Weit weniger bekannt und erforscht ist die therapeutische Wirkung körperlicher Aktivität bei bestehenden chronischen Erkrankungen. Im Mittelpunkt der aktuellen wissenschaftlichen Arbeit steht die Klärung der biologischen Mechanismen, durch die richtig dosierte körperliche Aktivität beispielsweise den Verlauf von Tumor- oder Herzerkrankungen positiv beeinflusst. Der Muskel muss nicht nur als Bewegungsorgan, sondern auch als endokrinologisch und immunologisch aktives Organ angesehen werden, das Myokine (Muskelhormone) produziert. Entsprechend sezerniert auch das Fettgewebe so genannte Adipokine mit z.T. adversen Konsequenzen für den Organismus.

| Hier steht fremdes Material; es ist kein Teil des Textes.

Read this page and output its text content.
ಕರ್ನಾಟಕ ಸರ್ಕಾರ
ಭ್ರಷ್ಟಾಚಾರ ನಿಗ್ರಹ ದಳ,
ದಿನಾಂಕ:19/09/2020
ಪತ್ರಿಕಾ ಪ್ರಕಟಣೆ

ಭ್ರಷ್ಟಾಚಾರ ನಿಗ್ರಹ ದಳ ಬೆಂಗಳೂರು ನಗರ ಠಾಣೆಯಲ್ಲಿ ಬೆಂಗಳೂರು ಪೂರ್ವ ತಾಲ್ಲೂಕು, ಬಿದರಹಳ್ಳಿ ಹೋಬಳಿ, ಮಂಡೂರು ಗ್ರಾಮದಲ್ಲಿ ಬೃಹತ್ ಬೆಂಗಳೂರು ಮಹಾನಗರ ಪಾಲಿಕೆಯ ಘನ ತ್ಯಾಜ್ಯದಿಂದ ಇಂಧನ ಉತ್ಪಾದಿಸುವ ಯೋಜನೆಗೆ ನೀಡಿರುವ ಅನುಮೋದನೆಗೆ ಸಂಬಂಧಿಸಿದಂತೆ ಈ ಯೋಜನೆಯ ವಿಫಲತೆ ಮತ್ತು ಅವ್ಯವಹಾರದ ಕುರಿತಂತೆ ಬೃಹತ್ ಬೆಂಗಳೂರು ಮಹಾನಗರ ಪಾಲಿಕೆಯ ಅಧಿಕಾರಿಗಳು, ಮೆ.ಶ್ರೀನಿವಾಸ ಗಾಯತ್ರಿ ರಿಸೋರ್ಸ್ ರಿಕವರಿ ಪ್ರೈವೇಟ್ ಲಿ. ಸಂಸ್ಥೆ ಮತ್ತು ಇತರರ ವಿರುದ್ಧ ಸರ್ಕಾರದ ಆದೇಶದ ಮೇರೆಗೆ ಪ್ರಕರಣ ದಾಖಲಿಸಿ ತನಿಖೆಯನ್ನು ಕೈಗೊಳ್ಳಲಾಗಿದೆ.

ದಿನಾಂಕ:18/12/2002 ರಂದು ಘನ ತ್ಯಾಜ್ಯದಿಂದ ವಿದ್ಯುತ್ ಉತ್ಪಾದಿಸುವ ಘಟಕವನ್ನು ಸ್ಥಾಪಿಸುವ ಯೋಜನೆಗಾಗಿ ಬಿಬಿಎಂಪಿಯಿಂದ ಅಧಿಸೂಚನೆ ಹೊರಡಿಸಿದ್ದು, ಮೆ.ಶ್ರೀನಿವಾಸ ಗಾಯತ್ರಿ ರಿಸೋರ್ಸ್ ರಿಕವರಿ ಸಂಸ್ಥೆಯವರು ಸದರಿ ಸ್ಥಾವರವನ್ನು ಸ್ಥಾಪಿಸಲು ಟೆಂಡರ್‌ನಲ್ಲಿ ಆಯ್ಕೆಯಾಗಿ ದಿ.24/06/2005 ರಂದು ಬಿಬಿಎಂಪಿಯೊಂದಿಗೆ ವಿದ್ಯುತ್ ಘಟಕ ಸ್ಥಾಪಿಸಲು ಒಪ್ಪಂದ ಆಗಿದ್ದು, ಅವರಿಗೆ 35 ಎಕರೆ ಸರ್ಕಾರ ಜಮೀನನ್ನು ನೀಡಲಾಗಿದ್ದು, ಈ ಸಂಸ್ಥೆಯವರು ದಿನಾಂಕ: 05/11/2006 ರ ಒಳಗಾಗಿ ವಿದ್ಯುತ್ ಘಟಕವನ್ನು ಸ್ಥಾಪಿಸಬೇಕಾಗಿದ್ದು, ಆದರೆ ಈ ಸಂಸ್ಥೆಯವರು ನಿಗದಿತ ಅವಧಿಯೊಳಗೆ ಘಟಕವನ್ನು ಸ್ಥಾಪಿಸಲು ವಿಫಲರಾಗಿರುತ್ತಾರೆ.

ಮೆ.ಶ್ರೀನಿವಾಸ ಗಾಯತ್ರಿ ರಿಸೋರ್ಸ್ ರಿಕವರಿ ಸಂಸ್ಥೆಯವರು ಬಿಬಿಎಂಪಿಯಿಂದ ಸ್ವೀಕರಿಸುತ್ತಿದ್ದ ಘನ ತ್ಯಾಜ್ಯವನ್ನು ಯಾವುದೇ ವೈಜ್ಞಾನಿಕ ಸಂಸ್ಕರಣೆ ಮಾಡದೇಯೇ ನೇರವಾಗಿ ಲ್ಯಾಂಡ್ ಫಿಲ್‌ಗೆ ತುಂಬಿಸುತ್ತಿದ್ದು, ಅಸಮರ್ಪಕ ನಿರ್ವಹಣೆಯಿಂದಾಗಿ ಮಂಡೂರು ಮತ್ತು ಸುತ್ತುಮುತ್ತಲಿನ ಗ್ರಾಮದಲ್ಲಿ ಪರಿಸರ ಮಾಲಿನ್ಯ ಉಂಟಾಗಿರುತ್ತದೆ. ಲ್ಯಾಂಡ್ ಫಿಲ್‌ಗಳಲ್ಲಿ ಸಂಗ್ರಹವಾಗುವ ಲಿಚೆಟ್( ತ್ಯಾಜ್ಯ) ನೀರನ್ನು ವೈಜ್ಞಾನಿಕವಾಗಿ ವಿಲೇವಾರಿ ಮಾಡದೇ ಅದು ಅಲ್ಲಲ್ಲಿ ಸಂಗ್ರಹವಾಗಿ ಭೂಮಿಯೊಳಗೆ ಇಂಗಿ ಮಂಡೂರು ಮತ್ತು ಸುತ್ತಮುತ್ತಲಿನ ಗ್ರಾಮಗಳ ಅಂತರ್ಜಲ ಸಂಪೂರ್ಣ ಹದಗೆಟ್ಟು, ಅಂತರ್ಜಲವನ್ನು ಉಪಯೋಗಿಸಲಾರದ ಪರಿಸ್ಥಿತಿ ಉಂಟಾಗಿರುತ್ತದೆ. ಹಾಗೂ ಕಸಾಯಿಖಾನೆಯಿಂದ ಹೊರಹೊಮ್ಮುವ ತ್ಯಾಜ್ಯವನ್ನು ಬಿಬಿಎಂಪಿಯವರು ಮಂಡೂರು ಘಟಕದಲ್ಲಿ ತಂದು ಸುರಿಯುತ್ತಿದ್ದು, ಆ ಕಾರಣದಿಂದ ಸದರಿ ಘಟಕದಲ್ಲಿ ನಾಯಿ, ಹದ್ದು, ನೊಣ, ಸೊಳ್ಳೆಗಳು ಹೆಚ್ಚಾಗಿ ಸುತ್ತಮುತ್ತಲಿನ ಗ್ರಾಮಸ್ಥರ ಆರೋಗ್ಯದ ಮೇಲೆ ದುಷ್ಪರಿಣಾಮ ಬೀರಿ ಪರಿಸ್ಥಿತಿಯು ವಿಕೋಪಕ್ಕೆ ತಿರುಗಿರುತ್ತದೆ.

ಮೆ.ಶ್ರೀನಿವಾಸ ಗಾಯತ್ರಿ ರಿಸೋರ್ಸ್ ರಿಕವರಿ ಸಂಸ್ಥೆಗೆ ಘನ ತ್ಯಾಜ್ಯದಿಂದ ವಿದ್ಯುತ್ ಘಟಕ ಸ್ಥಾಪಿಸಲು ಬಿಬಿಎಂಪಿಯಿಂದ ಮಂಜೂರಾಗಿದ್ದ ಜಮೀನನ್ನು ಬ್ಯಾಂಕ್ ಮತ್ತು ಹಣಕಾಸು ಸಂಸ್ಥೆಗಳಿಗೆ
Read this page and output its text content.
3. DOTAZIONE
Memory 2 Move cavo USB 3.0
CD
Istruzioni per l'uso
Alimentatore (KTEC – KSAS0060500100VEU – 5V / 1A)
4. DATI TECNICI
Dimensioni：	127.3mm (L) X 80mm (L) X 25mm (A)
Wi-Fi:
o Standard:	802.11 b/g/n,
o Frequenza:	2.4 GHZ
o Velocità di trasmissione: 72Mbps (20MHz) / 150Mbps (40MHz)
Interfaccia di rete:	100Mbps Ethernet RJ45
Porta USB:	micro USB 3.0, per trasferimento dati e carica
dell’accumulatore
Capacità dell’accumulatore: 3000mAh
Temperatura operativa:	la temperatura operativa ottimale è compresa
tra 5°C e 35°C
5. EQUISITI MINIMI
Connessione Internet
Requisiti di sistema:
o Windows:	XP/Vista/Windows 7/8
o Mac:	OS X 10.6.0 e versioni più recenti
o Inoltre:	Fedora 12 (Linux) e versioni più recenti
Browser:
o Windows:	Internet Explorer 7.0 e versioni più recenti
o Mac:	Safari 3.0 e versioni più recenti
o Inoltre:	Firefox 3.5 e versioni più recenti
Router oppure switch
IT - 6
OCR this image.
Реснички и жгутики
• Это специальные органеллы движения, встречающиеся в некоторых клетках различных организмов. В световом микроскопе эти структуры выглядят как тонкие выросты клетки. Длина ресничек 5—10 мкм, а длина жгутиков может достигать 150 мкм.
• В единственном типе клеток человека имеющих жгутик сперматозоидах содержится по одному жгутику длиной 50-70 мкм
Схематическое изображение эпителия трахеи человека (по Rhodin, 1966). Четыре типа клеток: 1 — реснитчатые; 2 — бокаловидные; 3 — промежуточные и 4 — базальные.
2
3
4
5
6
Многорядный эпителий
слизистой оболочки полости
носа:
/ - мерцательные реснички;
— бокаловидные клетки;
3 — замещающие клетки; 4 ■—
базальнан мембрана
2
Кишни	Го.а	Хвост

Immer mehr wissenschaftliche Studien haben gezeigt, dass Bewegung eine effektive unterstützende Therapieoption bei der Behandlung chronischer Erkrankungen ist. So konnten deutliche Erfolge bei der Therapie von Tumor-, Herz-, Stoffwechsel-, Lungen-, neurologischen, psychiatrischen und muskuloskeletalen Erkrankungen gezeigt werden. „Wenn es ein Medikament gäbe, das all die erwiesenen positiven Effekte körperlicher Aktivität hätte, würde dann nicht jeder alles Mögliche tun, um Zugang zu dieser Wunder-Droge zu bekommen?“ (Sallis RE Br J Sports Med, 2009, 43, 3-4)

Gefahren durch Bewegungsmangel

Auf der anderen Seite erhöht körperliche Inaktivität das Risiko für chronische Erkrankungen deutlich:

  • Koronare Herzerkrankungen um 45%
  • Schlaganfall um 60%
  • Bluthochdruck um 30% und
  • Osteoporose um 59%.
Diese Erkrankungen haben immense gesundheitspolitische Bedeutung und verursachen hohe Kosten im Gesundheitswesen. In einer Studie zur Auswirkung von Inaktivität (Olsen et al., JAMA. 2008; 299(11):1261-1263) reduzierten Probanden ihre durchschnittliche Schrittzahl für drei Wochen auf etwa ein Zehntel. Die körperlichen Veränderungen waren dramatisch:
  • Entwicklung einer Zuckerstoffwechselstörung (Prädiabetes)
  • Entwicklung einer Fettstoffwechselstörung
  • Vermehrte Fettspeicherung
  • Abnahme der Muskelmasse
Körperlich träge zu sein, bedeutet also nicht nur, dem Körper nichts Gutes zu tun, sondern ihm aktiv zu schaden.